Dr. Şekercioğlu; insanlığın kuşlara olan hayranlığı sayesinde, binlerce ornitologun (kuş bilimci) ve milyonlarca kuş gözlemcisinin, yüzlerce yıldır kuşların hayatıyla ilgili sayısız veri topladığını belirtiyor ve ekliyor: “Birçok kitap, dergi, ve bilimsel makalede yayımlanan bu veriler, kuşları en iyi bilinen canlı grubu yapmıştır. Biz bu araştırmamızla, kuşlarla ilgili en temel sorulardan birini cevapladık. Neden farklı kuş türleri farklı sayıda yumurta yumurtlar? Elimizdeki coğrafi ve ekolojik veri tabanlarını entegre ederek, kuş türlerinin yumurta sayısını etkileyen ekolojik, evrimsel, davranışsal ve çevresel değişkenleri aynı anda inceleyebildik. Çevresel değişkenliğin daha fazla olduğu yerlerde kuşların daha fazla yumurta yumurtladığını gösterdik. Dünyada kuşlar üzerine yapılan araştırmaların çoğu, çevresel değişkenliğin ve mevsimselliğin daha yüksek olduğu, Avrupa ve Kuzey Amerika gibi gelişmiş ülkelerde yapılmıştır fakat kuş türlerinin çoğu, mevsimselliğin az olduğu tropik bölgelerde yaşar. O yüzden, pek bilinmeyen tropik kuş türlerinde görülen düşük yumurta sayısı, esasında istisna değil, kuşlardaki en yaygın durumdur. Ağaç ve topraktaki kovuklarda yuva yapan kuşlara nazaran, açıkta yuva yapan kuş türleri daha fazla yumurta avcısı hayvanın baskısında olduğu için, bu kuş türleri tüm yumurtalarını bir sepete koymaz ve bir seferde daha az sayıda yumurta yumurtlar.”

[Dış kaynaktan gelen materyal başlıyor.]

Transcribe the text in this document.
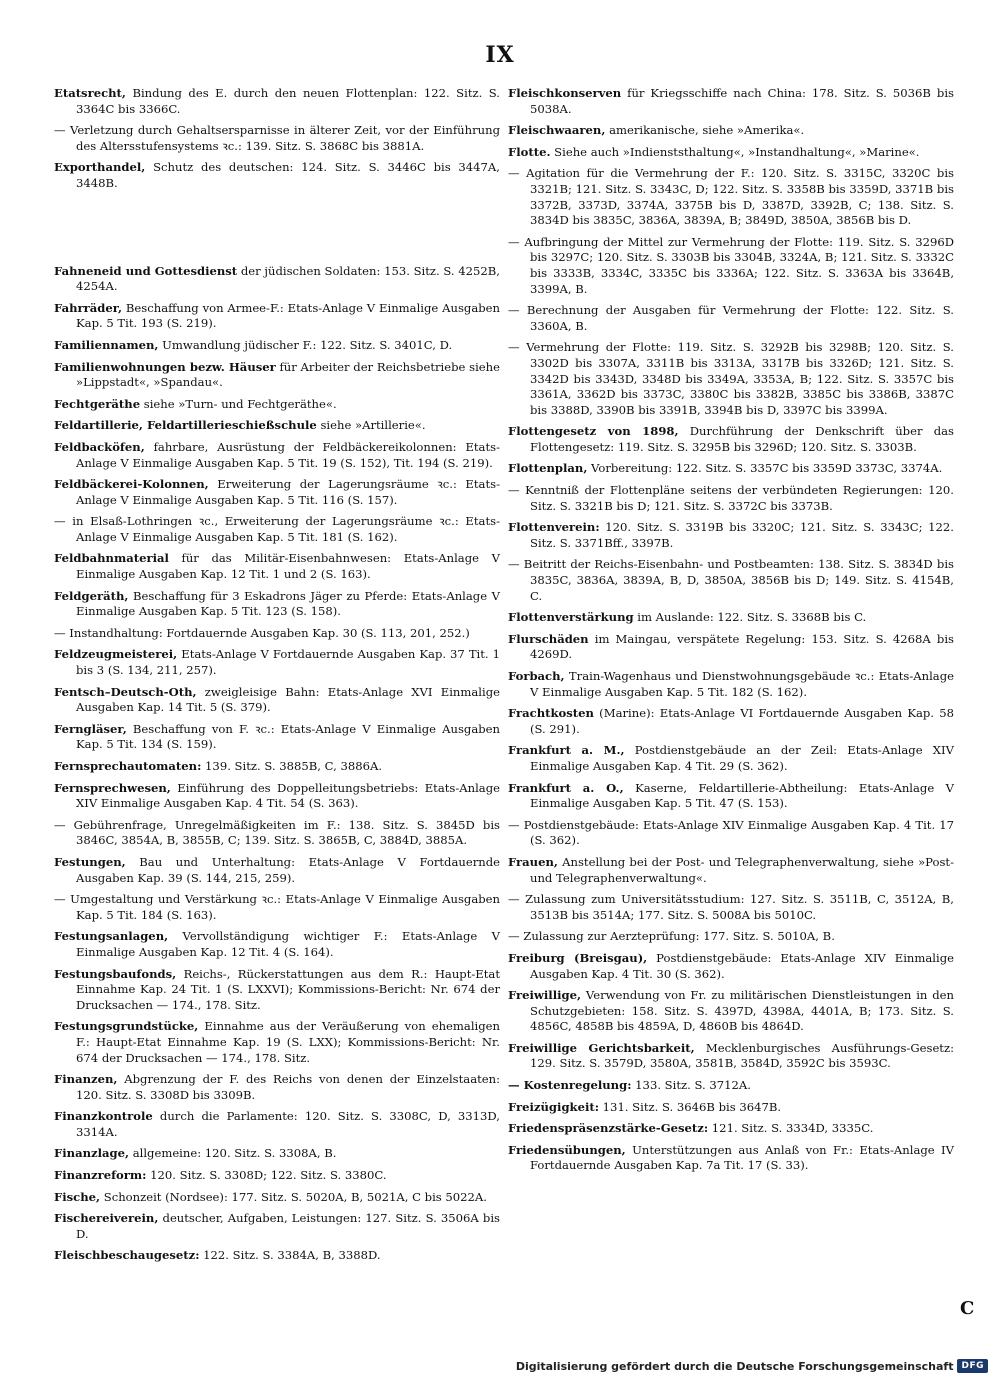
IX

Etatsrecht, Bindung des E. durch den neuen Flottenplan: 122. Sitz. S. 3364C bis 3366C.

— Verletzung durch Gehaltsersparnisse in älterer Zeit, vor der Einführung des Altersstufensystems ꝛc.: 139. Sitz. S. 3868C bis 3881A.

Exporthandel, Schutz des deutschen: 124. Sitz. S. 3446C bis 3447A, 3448B.

Fahneneid und Gottesdienst der jüdischen Soldaten: 153. Sitz. S. 4252B, 4254A.

Fahrräder, Beschaffung von Armee-F.: Etats-Anlage V Einmalige Ausgaben Kap. 5 Tit. 193 (S. 219).

Familiennamen, Umwandlung jüdischer F.: 122. Sitz. S. 3401C, D.

Familienwohnungen bezw. Häuser für Arbeiter der Reichsbetriebe siehe »Lippstadt«, »Spandau«.

Fechtgeräthe siehe »Turn- und Fechtgeräthe«.

Feldartillerie, Feldartillerieschießschule siehe »Artillerie«.

Feldbacköfen, fahrbare, Ausrüstung der Feldbäckereikolonnen: Etats-Anlage V Einmalige Ausgaben Kap. 5 Tit. 19 (S. 152), Tit. 194 (S. 219).

Feldbäckerei-Kolonnen, Erweiterung der Lagerungsräume ꝛc.: Etats-Anlage V Einmalige Ausgaben Kap. 5 Tit. 116 (S. 157).

— in Elsaß-Lothringen ꝛc., Erweiterung der Lagerungsräume ꝛc.: Etats-Anlage V Einmalige Ausgaben Kap. 5 Tit. 181 (S. 162).

Feldbahnmaterial für das Militär-Eisenbahnwesen: Etats-Anlage V Einmalige Ausgaben Kap. 12 Tit. 1 und 2 (S. 163).

Feldgeräth, Beschaffung für 3 Eskadrons Jäger zu Pferde: Etats-Anlage V Einmalige Ausgaben Kap. 5 Tit. 123 (S. 158).

— Instandhaltung: Fortdauernde Ausgaben Kap. 30 (S. 113, 201, 252.)

Feldzeugmeisterei, Etats-Anlage V Fortdauernde Ausgaben Kap. 37 Tit. 1 bis 3 (S. 134, 211, 257).

Fentsch–Deutsch-Oth, zweigleisige Bahn: Etats-Anlage XVI Einmalige Ausgaben Kap. 14 Tit. 5 (S. 379).

Ferngläser, Beschaffung von F. ꝛc.: Etats-Anlage V Einmalige Ausgaben Kap. 5 Tit. 134 (S. 159).

Fernsprechautomaten: 139. Sitz. S. 3885B, C, 3886A.

Fernsprechwesen, Einführung des Doppelleitungsbetriebs: Etats-Anlage XIV Einmalige Ausgaben Kap. 4 Tit. 54 (S. 363).

— Gebührenfrage, Unregelmäßigkeiten im F.: 138. Sitz. S. 3845D bis 3846C, 3854A, B, 3855B, C; 139. Sitz. S. 3865B, C, 3884D, 3885A.

Festungen, Bau und Unterhaltung: Etats-Anlage V Fortdauernde Ausgaben Kap. 39 (S. 144, 215, 259).

— Umgestaltung und Verstärkung ꝛc.: Etats-Anlage V Einmalige Ausgaben Kap. 5 Tit. 184 (S. 163).

Festungsanlagen, Vervollständigung wichtiger F.: Etats-Anlage V Einmalige Ausgaben Kap. 12 Tit. 4 (S. 164).

Festungsbaufonds, Reichs-, Rückerstattungen aus dem R.: Haupt-Etat Einnahme Kap. 24 Tit. 1 (S. LXXVI); Kommissions-Bericht: Nr. 674 der Drucksachen — 174., 178. Sitz.

Festungsgrundstücke, Einnahme aus der Veräußerung von ehemaligen F.: Haupt-Etat Einnahme Kap. 19 (S. LXX); Kommissions-Bericht: Nr. 674 der Drucksachen — 174., 178. Sitz.

Finanzen, Abgrenzung der F. des Reichs von denen der Einzelstaaten: 120. Sitz. S. 3308D bis 3309B.

Finanzkontrole durch die Parlamente: 120. Sitz. S. 3308C, D, 3313D, 3314A.

Finanzlage, allgemeine: 120. Sitz. S. 3308A, B.

Finanzreform: 120. Sitz. S. 3308D; 122. Sitz. S. 3380C.

Fische, Schonzeit (Nordsee): 177. Sitz. S. 5020A, B, 5021A, C bis 5022A.

Fischereiverein, deutscher, Aufgaben, Leistungen: 127. Sitz. S. 3506A bis D.

Fleischbeschaugesetz: 122. Sitz. S. 3384A, B, 3388D.

Fleischkonserven für Kriegsschiffe nach China: 178. Sitz. S. 5036B bis 5038A.

Fleischwaaren, amerikanische, siehe »Amerika«.

Flotte. Siehe auch »Indienststhaltung«, »Instandhaltung«, »Marine«.

— Agitation für die Vermehrung der F.: 120. Sitz. S. 3315C, 3320C bis 3321B; 121. Sitz. S. 3343C, D; 122. Sitz. S. 3358B bis 3359D, 3371B bis 3372B, 3373D, 3374A, 3375B bis D, 3387D, 3392B, C; 138. Sitz. S. 3834D bis 3835C, 3836A, 3839A, B; 3849D, 3850A, 3856B bis D.

— Aufbringung der Mittel zur Vermehrung der Flotte: 119. Sitz. S. 3296D bis 3297C; 120. Sitz. S. 3303B bis 3304B, 3324A, B; 121. Sitz. S. 3332C bis 3333B, 3334C, 3335C bis 3336A; 122. Sitz. S. 3363A bis 3364B, 3399A, B.

— Berechnung der Ausgaben für Vermehrung der Flotte: 122. Sitz. S. 3360A, B.

— Vermehrung der Flotte: 119. Sitz. S. 3292B bis 3298B; 120. Sitz. S. 3302D bis 3307A, 3311B bis 3313A, 3317B bis 3326D; 121. Sitz. S. 3342D bis 3343D, 3348D bis 3349A, 3353A, B; 122. Sitz. S. 3357C bis 3361A, 3362D bis 3373C, 3380C bis 3382B, 3385C bis 3386B, 3387C bis 3388D, 3390B bis 3391B, 3394B bis D, 3397C bis 3399A.

Flottengesetz von 1898, Durchführung der Denkschrift über das Flottengesetz: 119. Sitz. S. 3295B bis 3296D; 120. Sitz. S. 3303B.

Flottenplan, Vorbereitung: 122. Sitz. S. 3357C bis 3359D 3373C, 3374A.

— Kenntniß der Flottenpläne seitens der verbündeten Regierungen: 120. Sitz. S. 3321B bis D; 121. Sitz. S. 3372C bis 3373B.

Flottenverein: 120. Sitz. S. 3319B bis 3320C; 121. Sitz. S. 3343C; 122. Sitz. S. 3371Bff., 3397B.

— Beitritt der Reichs-Eisenbahn- und Postbeamten: 138. Sitz. S. 3834D bis 3835C, 3836A, 3839A, B, D, 3850A, 3856B bis D; 149. Sitz. S. 4154B, C.

Flottenverstärkung im Auslande: 122. Sitz. S. 3368B bis C.

Flurschäden im Maingau, verspätete Regelung: 153. Sitz. S. 4268A bis 4269D.

Forbach, Train-Wagenhaus und Dienstwohnungsgebäude ꝛc.: Etats-Anlage V Einmalige Ausgaben Kap. 5 Tit. 182 (S. 162).

Frachtkosten (Marine): Etats-Anlage VI Fortdauernde Ausgaben Kap. 58 (S. 291).

Frankfurt a. M., Postdienstgebäude an der Zeil: Etats-Anlage XIV Einmalige Ausgaben Kap. 4 Tit. 29 (S. 362).

Frankfurt a. O., Kaserne, Feldartillerie-Abtheilung: Etats-Anlage V Einmalige Ausgaben Kap. 5 Tit. 47 (S. 153).

— Postdienstgebäude: Etats-Anlage XIV Einmalige Ausgaben Kap. 4 Tit. 17 (S. 362).

Frauen, Anstellung bei der Post- und Telegraphenverwaltung, siehe »Post- und Telegraphenverwaltung«.

— Zulassung zum Universitätsstudium: 127. Sitz. S. 3511B, C, 3512A, B, 3513B bis 3514A; 177. Sitz. S. 5008A bis 5010C.

— Zulassung zur Aerzteprüfung: 177. Sitz. S. 5010A, B.

Freiburg (Breisgau), Postdienstgebäude: Etats-Anlage XIV Einmalige Ausgaben Kap. 4 Tit. 30 (S. 362).

Freiwillige, Verwendung von Fr. zu militärischen Dienstleistungen in den Schutzgebieten: 158. Sitz. S. 4397D, 4398A, 4401A, B; 173. Sitz. S. 4856C, 4858B bis 4859A, D, 4860B bis 4864D.

Freiwillige Gerichtsbarkeit, Mecklenburgisches Ausführungs-Gesetz: 129. Sitz. S. 3579D, 3580A, 3581B, 3584D, 3592C bis 3593C.

— Kostenregelung: 133. Sitz. S. 3712A.

Freizügigkeit: 131. Sitz. S. 3646B bis 3647B.

Friedenspräsenzstärke-Gesetz: 121. Sitz. S. 3334D, 3335C.

Friedensübungen, Unterstützungen aus Anlaß von Fr.: Etats-Anlage IV Fortdauernde Ausgaben Kap. 7a Tit. 17 (S. 33).

C
Digitalisierung gefördert durch die Deutsche Forschungsgemeinschaft DFG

Araştırmayı yapan biyologlar, küresel ısınma dünyayı giderek daha fazla etkiledikçe, araştırmada sunulan bilgilerin kuş türlerini korumak için giderek daha önemli olacağını vurguluyorlar.
Dr. Jetz: “Araştırmamız, kuşların yaşadıkları yerlerin ve üreme stratejilerinin iklimle, özellikle de mevsimsellikle yakın bir ilişki içinde olduğunu gösteriyor. Bu yüzden, dünyanın iklimindeki hızlı değişiklikler, kuşların hem yaşama ortamlarını hem de üreme stratejilerini etkileyerek, kuşların yaşadıkları yerler ve yaşam stratejileri arasında milyonlarca yılda oluşmuş sıkı bağı koparabilir” dedi.
Şekercioğlu da şunları ekledi: “Kuş türlerinin çoğu tropik bölgelerde yaşar. Tropikal kuşların az olan yumurta sayısı, fazla değişkenlik göstermeyen tropik iklimler tarafından şekillendirilmiştir. Bu kuşların hayatlarını sürdürebilmesi, bu türlerin binlerce yıldır uyum sağladıkları hava şartlarının devamına bağlıdır. Küresel ısınma ve bunun sonucunda artacak olan hava değişkenliği, az değişen bir havaya uyum sağlamış tropik kuşları tehdit edecektir. Hali hazırda yüzlerce tropik kuş türünün nesli zaten tehdit altındadır. Değişen bir iklim ile bu kuşların üreme stratejileri arasında ortaya çıkacak uyumsuzluklar, bazı türlerin neslini yok olmanın eşiğine getirecektir.”
Ekibin detaylı araştırması, saygın bilim dergisi Public Library of Science (PLOS) Biology’de 8 Aralık’da yayınlandı. Bu makaleye biology.plosjournals.org adresinden ücretsiz ulaşmak mümkün.